The government’s hand is everywhere. The most fundamental asset in China — land — is owned or controlled by the state. The value of China’s currency, the renminbi, is government-managed and regulators are widely believed to intervene in trading on the country’s stock markets.

Most of China’s biggest and most powerful companies, including all of its major banks, are state-owned, and executives are usually members of the Communist Party, which controls top-level corporate appointments. Party committees within corporations further ensure that many important business decisions align with government policy. Even healthy and influential private companies can be ordered to undergo painful restructuring or curtail certain business operations, as a government crackdown on the e-commerce leader Alibaba and other Chinese tech giants that began in 2020 made clear.

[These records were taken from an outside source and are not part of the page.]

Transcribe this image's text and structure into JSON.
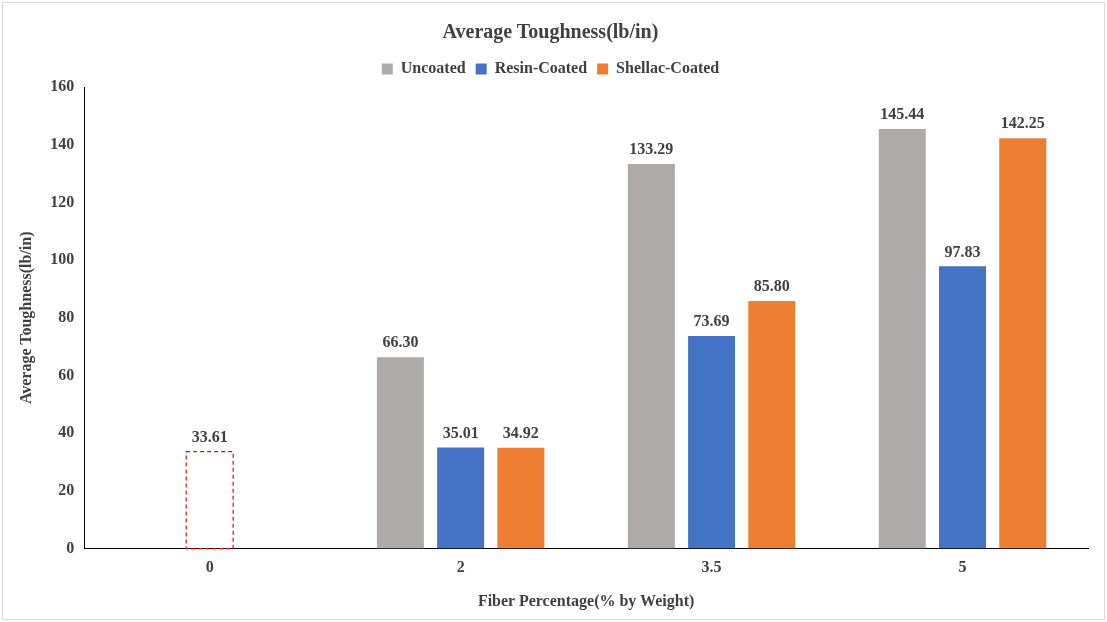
{
  "chart_data": {
    "type": "bar",
    "title": "Average Toughness(lb/in)",
    "xlabel": "Fiber Percentage(% by Weight)",
    "ylabel": "Average Toughness(lb/in)",
    "categories": [
      "0",
      "2",
      "3.5",
      "5"
    ],
    "series": [
      {
        "name": "Uncoated",
        "color": "#aeaaaa",
        "values": [
          null,
          66.3,
          133.29,
          145.44
        ],
        "value_labels": [
          null,
          "66.30",
          "133.29",
          "145.44"
        ]
      },
      {
        "name": "Resin-Coated",
        "color": "#4472c4",
        "colors": [
          "#ff0000",
          "#4472c4",
          "#4472c4",
          "#4472c4"
        ],
        "values": [
          33.61,
          35.01,
          73.69,
          97.83
        ],
        "value_labels": [
          "33.61",
          "35.01",
          "73.69",
          "97.83"
        ]
      },
      {
        "name": "Shellac-Coated",
        "color": "#ed7d31",
        "values": [
          null,
          34.92,
          85.8,
          142.25
        ],
        "value_labels": [
          null,
          "34.92",
          "85.80",
          "142.25"
        ]
      }
    ],
    "ylim": [
      0,
      160
    ],
    "yticks": [
      0,
      20,
      40,
      60,
      80,
      100,
      120,
      140,
      160
    ],
    "grid": false,
    "legend": "top"
  }
}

Ultimately, all of this serves the party’s absolute priority of maintaining social stability; there is zero tolerance for financial distress or major corporate failures that could trigger street demonstrations. And government control of the business sector is only increasing.

Even the makeup of China’s high debt levels has a silver lining for regulators. China’s aggregate ratio of debt to gross domestic product was almost 300 percent (or around $52 trillion) in September 2022, compared to 257 percent for the United States. But less than 5 percent of China’s debt is external, amounting to $2.5 trillion, one-tenth of the U.S. level. When nearly every renminbi borrowed is domestic — lent by a Chinese creditor to a Chinese borrower — it gives regulators a degree of control over debt problems that their Western counterparts can only dream of.

China has encountered its share of financial distress during its decades-long transition to a modern industrial economy, but regulators have used their considerable powers to repeatedly prevent catastrophe. When the percentage of nonperforming loans at Chinese state-owned commercial banks hit an alarming 30 percent in 1999 (the U.S. rate, by comparison, has remained in single digits for decades), authorities formed asset management companies to take over those bad loans. During the 2008 financial crisis, China implemented a massive stimulus package to protect its economy.

Still, warnings of a Chinese financial reckoning resurface now and again. In 2014, when a Chinese solar-panel manufacturer defaulted on bonds, some intoned that this could be China’s “Bear Stearns moment,” referring to another U.S. investment bank that collapsed in 2008. But can anyone even remember the name of that Chinese company anymore? (Shanghai Chaori Solar Energy Science and Technology, for the record.)

But instead of introducing reforms to establish a healthy market-based economy in which inefficient businesses are allowed to fail, China’s Evergrande-style fixes — while defusing short-term crises — reward irresponsible behavior and perpetuate the excessive borrowing and wasteful use of funding that leads to recurring financial distress.

Soft landings may become harder to achieve. China faces perhaps its greatest array of economic challenges since it began reopening to the outside world in the late 1970s: high debt, an ailing real estate sector, a long-term economic slowdownrising unemployment, an aging and shrinking population and worsening trade and diplomatic relations with the United States.

There is a very real risk that China could suffer the same fate as Japan, which is still struggling to emerge from an extended period of economic stagnation that began in the 1990s. Japan’s troubles were caused, in part, by a burst real estate bubble and financial-sector problems similar to what China is now facing.

China’s regulatory troubleshooters have proved the financial doomsayers wrong again and again. But their biggest test may yet lie ahead.